O curioso é que aqueles brasileiros que queixam-se amargamente de limpar o próprio banheiro, elogiam incansavelmente a possibilidade de andar à noite sem medo pelas ruas, sem enxergar a relação entre as duas coisas. Violência social não é fruto de pobreza. Violência social é fruto de desigualdade social. A sociedade holandesa é relativamente pacífica não porque é rica, não porque é “primeiro mundo”, não porque os holandeses tenham alguma superioridade moral, cultural ou genética sobre os brasileiros, mas porque a sociedade deles tem pouca desigualdade. Há uma relação direta entre a classe média holandesa limpar seu próprio banheiro e poder abrir um Mac Book de 1400 euros no ônibus sem medo.

Da relação direta entre ter de limpar seu banheiro você mesmo e poder abrir sem medo um Mac Book no ônibus (clique e leia!)

Ano passado ficamos sem empregada e falei pra mim mesmo. “Acabou. Chegou a hora, não vamos conseguir encontrar outra e vou ter que limpar chão e banheiro.” Não tenho nada contra essas tarefas, fora da preguiça e de preferir gastar esse tempo salvando o universo de alguma ameaça gigante no videogame. Afinal de contas sou um cara movido a prioridades.

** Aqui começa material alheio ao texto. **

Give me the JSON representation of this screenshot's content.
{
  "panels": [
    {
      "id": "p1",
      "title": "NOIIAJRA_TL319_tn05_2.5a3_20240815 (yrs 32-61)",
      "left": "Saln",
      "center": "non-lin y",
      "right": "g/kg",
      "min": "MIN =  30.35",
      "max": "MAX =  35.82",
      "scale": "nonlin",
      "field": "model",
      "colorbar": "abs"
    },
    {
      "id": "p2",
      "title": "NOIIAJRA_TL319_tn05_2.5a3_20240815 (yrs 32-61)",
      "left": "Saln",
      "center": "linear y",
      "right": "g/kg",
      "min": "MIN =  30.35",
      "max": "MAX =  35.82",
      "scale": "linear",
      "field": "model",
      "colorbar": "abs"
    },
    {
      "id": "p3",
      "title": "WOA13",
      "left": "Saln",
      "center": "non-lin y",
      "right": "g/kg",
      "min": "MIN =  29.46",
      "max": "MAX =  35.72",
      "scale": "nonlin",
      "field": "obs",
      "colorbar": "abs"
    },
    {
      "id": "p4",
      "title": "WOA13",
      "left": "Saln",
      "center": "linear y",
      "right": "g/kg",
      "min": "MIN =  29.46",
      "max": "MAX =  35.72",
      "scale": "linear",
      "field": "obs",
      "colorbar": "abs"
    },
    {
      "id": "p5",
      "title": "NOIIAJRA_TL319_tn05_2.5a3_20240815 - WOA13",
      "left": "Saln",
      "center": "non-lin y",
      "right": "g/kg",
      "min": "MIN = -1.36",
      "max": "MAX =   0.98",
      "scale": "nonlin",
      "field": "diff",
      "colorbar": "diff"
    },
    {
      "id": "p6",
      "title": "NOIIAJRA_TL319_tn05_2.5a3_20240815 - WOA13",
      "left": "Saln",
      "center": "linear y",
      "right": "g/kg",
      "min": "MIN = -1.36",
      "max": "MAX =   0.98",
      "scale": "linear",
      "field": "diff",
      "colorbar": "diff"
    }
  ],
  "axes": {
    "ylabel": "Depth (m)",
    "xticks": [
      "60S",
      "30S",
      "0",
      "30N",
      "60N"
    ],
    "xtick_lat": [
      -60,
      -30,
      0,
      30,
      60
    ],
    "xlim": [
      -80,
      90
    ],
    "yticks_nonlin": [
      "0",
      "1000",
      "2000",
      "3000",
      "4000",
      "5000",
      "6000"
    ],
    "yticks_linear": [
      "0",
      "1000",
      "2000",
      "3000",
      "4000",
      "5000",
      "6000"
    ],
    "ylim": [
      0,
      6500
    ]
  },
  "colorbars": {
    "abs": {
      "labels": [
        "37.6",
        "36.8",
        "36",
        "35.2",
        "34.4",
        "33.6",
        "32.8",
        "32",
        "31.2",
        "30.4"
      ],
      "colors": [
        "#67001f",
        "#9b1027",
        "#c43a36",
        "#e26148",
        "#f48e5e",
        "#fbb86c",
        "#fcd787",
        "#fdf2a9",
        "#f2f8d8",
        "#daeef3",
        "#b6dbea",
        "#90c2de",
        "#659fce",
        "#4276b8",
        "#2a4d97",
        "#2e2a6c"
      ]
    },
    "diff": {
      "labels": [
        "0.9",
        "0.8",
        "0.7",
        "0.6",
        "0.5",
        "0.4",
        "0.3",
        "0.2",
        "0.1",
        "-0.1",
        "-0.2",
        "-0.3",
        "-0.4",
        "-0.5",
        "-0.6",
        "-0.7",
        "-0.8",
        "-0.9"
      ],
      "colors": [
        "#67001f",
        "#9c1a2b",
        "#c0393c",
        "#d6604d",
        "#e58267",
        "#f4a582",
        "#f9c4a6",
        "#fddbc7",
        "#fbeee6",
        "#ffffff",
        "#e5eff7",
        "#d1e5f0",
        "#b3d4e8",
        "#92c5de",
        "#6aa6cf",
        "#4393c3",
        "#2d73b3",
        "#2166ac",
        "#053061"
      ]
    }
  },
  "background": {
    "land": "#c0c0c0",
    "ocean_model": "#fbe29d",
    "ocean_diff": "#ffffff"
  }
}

No fim conseguimos a empregada, ela vai todos os dias, tratamos e pagamos ela bem mas eu concordo que é louco esse pessoal que acha que o Brasil um dia vai virar primeiro mundo mas continuaremos tendo empregadas que fazem tudo durante o dia (ao contrário de cozinheiras, lavadeiras, etc.) e babás-vestidas-de-branco cuidando de seus lindos filhos. Essas pessoas não querem que o Brasil vire primeiro mundo. Elas querem que elas virem primeiro mundo. A conta não fecha, galera.

21 thoughts on “Palpites sobre o lance de limpar seu banheiro para abrir sem medo um Mac Book no ônibus

  1. “Essas pessoas não querem que o Brasil vire primeiro mundo. Elas querem que elas virem primeiro mundo.” Foi um pensamento que nunca tive sobre a questão, e que achei totalmente pertinente. É o egoísmo de pensar em viver em uma “bolha protetora”, de onde se vê tudo lindo, onde tudo serve bem.

  2. oi CrisDias. eu não tinha lido o artigo, nem sabia que existia pois chegou aqui apenas a frase em 140 caracteres. eu entendi que não se trata de ter ou não empregada, mas sobre dar valor as coisas e ao trabalho.

  3. Fala Cris. Eu sou o autor do texto. Legal que você curtiu, valeu.

    O mais irônico das pessoas que querem ser primeiro mundo tendo empregada e baba é que elas não percebem que no primeiro mundo, as pessoas *não* tem empregada nem baba. Pais rico não quer dizer que todo mundo é rico. Poucas pessoas são ricas, mas também poucas pessoas são pobres. Todos se encontram no meio, mas isso no Brasil significaria que muita gente teria de *descer* pra s encontrar no meio e isso, isso muita gente não quer – ou seja, muita gente (quem tem grana) não quer que o Brasil seja de primeiro mundo.

    Abraço

  4. Engraçado que eu nunca pensei nisso dessa forma. Já estive nos dois pólos: Já fui diarista e já fui contratante, e te digo que nunca analisei o meu pensar nas duas realidades, e é totalmente verdade. Quando a gente tá por cima, tá sempre querendo que tenha alguém por baixo pra limpar nossa sujeira, porque não temos tempo pra nada, e quando estamos por baixo, desejamos imensamente alguém que precise da gente porque a gente tem pouco tempo também, mas temos menos dinheiro ainda, rs! Adorei a reflexão!

Comments are closed.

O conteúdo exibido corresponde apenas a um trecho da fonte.